A Gentleman of Leisure
“My dear Arthur! Where you pick up such expressions I can’t think. Not from me.”

“Is that you, Jimmy? What in the name of——”

“Heavens! what are you kicking about? The night’s yet young. Arthur, touching that little arrangement we made—cracking that crib, you know. Are you listening? Have you any objection to my taking an assistant along with me? I don’t want to do anything contrary to our agreement, but there’s a young fellow here who’s anxious that I should let him come along and pick up a few hints. He’s a professional all right. Not in our class, of course, but quite a fair rough workman. He——Arthur! Arthur! These are harsh words! Then am I to understand you have no objection? Very well. Only don’t say later on that I didn’t play fair. Good night.”

He hung up the receiver and turned to Spike.

“Ready?”

“Ain’t youse goin’ to put on your gum-shoes, boss?”

Jimmy frowned reflectively, as if there was something in what this novice suggested. He went into the bedroom, and returned wearing a pair of thin patent leather shoes.

Spike coughed tentatively.

“Won’t youse need your gun?” he hazarded.

Jimmy gave a short laugh.

“I work with my brains, not guns,” he said. “Let us be going.”

There was a taxi-cab near by, as there always is in New York.

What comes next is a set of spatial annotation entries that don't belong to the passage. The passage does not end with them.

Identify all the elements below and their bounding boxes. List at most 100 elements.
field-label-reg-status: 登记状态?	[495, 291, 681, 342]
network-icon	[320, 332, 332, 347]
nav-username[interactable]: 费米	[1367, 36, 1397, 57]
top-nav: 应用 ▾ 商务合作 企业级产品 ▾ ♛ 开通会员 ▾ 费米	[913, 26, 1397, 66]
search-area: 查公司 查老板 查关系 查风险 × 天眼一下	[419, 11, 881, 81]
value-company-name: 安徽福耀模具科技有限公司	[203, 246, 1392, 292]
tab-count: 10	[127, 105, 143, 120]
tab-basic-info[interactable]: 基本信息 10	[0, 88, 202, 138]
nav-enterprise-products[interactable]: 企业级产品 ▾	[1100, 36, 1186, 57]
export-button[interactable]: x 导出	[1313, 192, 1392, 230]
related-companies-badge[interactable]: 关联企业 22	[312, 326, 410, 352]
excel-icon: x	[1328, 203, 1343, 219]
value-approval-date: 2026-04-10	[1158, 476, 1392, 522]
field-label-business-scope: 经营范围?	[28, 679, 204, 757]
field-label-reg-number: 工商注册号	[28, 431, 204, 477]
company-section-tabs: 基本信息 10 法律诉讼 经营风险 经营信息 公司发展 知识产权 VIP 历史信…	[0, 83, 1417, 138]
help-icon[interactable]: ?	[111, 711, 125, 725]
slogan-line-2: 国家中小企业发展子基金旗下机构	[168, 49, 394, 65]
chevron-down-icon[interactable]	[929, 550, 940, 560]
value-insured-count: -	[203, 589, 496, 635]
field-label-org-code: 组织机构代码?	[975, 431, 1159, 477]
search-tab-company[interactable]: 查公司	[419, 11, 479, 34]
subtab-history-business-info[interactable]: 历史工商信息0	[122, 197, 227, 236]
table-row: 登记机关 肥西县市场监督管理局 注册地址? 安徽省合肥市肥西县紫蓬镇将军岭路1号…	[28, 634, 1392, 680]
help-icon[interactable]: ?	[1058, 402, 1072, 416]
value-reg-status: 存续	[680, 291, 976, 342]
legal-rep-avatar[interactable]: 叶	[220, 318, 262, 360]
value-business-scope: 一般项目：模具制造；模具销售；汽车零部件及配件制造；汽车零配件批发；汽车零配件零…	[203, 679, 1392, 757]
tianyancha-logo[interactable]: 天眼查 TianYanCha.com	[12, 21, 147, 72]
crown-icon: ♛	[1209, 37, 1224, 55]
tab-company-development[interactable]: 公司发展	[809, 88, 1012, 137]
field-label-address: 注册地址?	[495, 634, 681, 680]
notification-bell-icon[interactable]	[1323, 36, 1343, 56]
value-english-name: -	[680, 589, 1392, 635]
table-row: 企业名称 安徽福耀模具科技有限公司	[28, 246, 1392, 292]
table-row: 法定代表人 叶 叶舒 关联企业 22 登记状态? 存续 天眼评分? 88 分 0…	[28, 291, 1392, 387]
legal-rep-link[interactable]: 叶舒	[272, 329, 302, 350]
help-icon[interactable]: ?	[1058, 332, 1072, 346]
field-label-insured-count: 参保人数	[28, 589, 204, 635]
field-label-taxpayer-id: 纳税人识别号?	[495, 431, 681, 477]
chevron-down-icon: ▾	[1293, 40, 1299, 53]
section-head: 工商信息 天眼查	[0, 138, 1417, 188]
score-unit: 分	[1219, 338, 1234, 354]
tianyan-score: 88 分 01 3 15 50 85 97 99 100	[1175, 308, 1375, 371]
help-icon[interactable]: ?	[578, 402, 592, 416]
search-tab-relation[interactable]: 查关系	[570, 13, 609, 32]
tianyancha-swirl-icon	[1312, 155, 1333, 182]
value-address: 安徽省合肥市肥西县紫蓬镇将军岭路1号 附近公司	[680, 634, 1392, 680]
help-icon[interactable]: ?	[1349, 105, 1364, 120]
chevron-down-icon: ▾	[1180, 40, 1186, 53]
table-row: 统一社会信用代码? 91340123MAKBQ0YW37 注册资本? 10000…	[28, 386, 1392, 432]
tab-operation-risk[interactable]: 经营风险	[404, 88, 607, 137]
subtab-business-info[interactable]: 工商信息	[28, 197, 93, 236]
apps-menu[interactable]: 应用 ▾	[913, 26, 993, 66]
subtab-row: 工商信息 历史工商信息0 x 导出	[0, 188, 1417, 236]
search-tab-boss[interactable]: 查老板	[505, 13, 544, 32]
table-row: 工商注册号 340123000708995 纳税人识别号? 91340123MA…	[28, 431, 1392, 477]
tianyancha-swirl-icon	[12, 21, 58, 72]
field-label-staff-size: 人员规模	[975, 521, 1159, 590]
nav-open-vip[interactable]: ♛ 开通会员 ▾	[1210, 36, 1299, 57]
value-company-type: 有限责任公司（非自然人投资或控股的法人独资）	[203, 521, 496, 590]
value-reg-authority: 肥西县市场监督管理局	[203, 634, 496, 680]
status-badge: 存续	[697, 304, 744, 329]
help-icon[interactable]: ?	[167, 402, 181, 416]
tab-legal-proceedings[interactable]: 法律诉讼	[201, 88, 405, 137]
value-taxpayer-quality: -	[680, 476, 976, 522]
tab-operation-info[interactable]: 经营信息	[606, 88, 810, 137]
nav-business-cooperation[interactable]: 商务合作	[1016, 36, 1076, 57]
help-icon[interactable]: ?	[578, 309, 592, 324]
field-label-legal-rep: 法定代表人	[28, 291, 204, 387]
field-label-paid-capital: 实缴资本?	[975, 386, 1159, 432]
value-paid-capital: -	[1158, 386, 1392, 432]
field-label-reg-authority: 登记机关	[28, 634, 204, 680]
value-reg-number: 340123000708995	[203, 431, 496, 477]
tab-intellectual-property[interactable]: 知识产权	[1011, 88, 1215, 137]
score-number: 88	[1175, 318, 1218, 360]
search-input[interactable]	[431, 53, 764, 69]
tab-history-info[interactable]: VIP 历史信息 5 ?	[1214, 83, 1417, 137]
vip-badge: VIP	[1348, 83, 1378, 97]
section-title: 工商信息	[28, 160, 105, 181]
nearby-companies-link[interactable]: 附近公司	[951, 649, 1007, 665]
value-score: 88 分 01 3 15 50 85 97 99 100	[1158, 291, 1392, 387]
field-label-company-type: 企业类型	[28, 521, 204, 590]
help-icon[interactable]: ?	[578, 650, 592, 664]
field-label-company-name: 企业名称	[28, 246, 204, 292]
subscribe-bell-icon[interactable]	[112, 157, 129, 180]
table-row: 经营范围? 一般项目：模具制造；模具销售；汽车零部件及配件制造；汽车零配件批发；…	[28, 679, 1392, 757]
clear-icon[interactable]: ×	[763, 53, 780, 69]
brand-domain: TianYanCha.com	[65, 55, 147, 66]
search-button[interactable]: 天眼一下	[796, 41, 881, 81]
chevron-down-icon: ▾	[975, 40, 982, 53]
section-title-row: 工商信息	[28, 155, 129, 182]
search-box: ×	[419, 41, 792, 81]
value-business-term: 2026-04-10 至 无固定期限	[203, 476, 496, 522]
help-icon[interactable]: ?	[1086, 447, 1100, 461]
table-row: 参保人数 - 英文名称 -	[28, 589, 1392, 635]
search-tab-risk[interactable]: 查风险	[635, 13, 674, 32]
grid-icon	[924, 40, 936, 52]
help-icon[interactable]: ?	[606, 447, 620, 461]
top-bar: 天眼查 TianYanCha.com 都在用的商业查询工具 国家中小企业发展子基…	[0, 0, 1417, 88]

Jimmy pushed Spike in.

The luxury of riding in a taxi-cab kept Spike dumb for several miles. At One Hundred and Fiftieth Street Jimmy stopped the cab and paid the driver, who took the money with that magnificently aloof air which characterizes the taxi-chauffeur. A lesser man might have displayed some curiosity about the ill-matched pair. The chauffeur, having lit a cigarette, drove off without any display of interest whatsoever. It might have been part of his ordinary duties to drive gentlemen in evening clothes and shock-headed youths in parti-coloured sweaters about the city at three o’clock in the morning.